La razón de que no reciban asistencia estatal, para Guirado, “es porque somos opositores; esa es la explicación más correcta”.
Personas asistentes
Guirado contó que el merendero que dirige comenzó a funcionar hace cinco años, asistiendo a 5 niños. Hoy reciben a 140 personas de todas las edades, y ya no pueden ofrecerles una comida y la merienda por la situación que atraviesan.
“Si no recibimos (mercadería) solidariamente sería imposible poder darles una asistencia alimentaria. Además, queremos que tengan una como corresponde: con proteínas, no darles guisos lavados de fideos”.
A esto agregó que en las partidas que envía el gobierno a otros merenderos y comedores no se considera la calidad nutricional o la alimentación saludable; “mandan latas de polenta de las que no se sabe la marca, latas de merluza en cantidad, y con suerte mandan leche. Hay que arreglarse con eso”.

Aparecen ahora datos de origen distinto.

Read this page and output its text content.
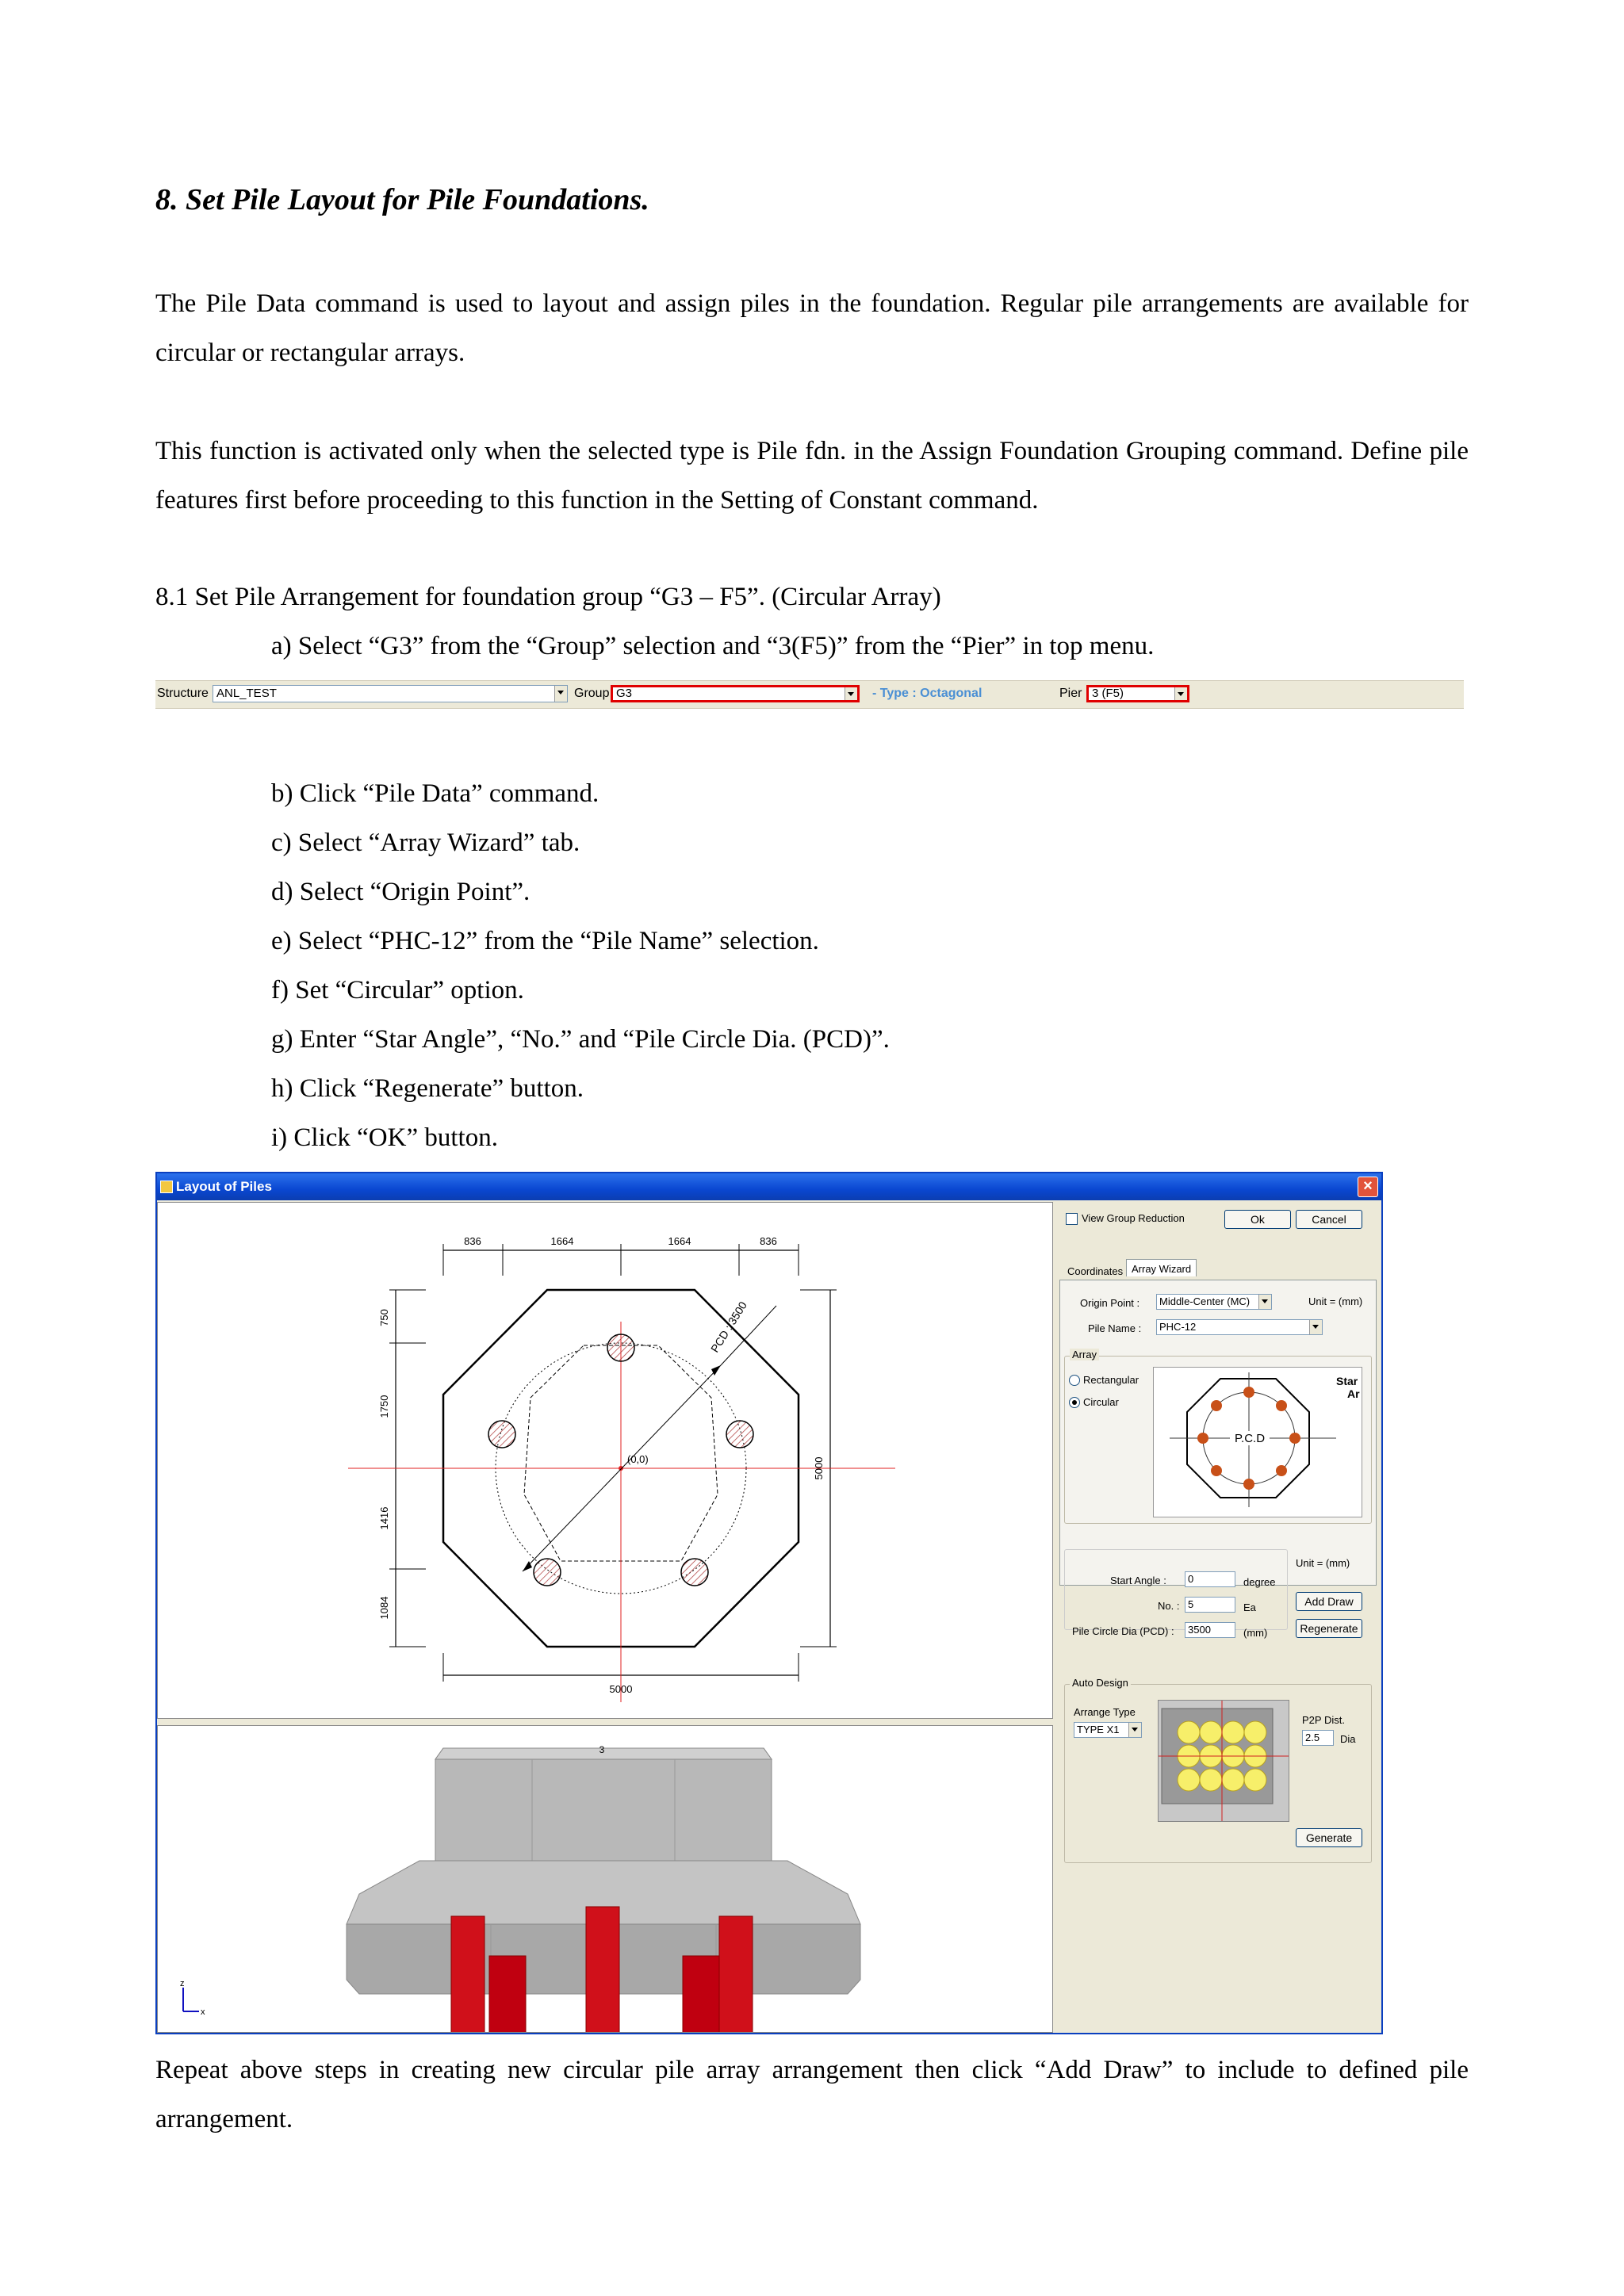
8. Set Pile Layout for Pile Foundations.
The Pile Data command is used to layout and assign piles in the foundation. Regular pile arrangements are available for circular or rectangular arrays.
This function is activated only when the selected type is Pile fdn. in the Assign Foundation Grouping command. Define pile features first before proceeding to this function in the Setting of Constant command.
8.1 Set Pile Arrangement for foundation group “G3 – F5”. (Circular Array)
a) Select “G3” from the “Group” selection and “3(F5)” from the “Pier” in top menu.
b) Click “Pile Data” command.
c) Select “Array Wizard” tab.
d) Select “Origin Point”.
e) Select “PHC-12” from the “Pile Name” selection.
f) Set “Circular” option.
g) Enter “Star Angle”, “No.” and “Pile Circle Dia. (PCD)”.
h) Click “Regenerate” button.
i) Click “OK” button.
Repeat above steps in creating new circular pile array arrangement then click “Add Draw” to include to defined pile arrangement.
Structure ANL_TEST	Group G3	- Type : Octagonal	Pier 3 (F5)
Layout of Piles	×
836	1664	1664	836
750
1750
1416
1084
5000
5000
(0,0)
PCD : 3500
3
z
x
View Group Reduction	Ok	Cancel
Coordinates Array Wizard
Origin Point :	Middle-Center (MC)	Unit = (mm)
Pile Name :	PHC-12
Array
Rectangular
Circular
P.C.D
Star
Ar
Unit = (mm)
Start Angle :	0	degree
No. : 5	Ea
Pile Circle Dia (PCD) :	3500	(mm)
Add Draw
Regenerate
Auto Design
Arrange Type
TYPE X1
P2P Dist.
2.5	Dia
Generate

“Hace cinco años estoy en el merendero y jamás vi a la ministra ni a gente del ministerio en los barrios. No los conozco, no caminan el territorio”, aseguró.
Más que hambre
Por otro lado, la referente del merendero “Lo de Zamba” dijo que quienes asisten tienen más que hambre; “hay además otros tipos de necesidades: no tienen calzado. En la última actividad que realizamos recibimos donaciones a través del Juzgado Contravencional N° 1, y también llevamos ropa de las personas que donan. Conozco el barrio y puedo hablar de todas las necesidades. Hay gente que todavía tiene piso de barro en su casa”.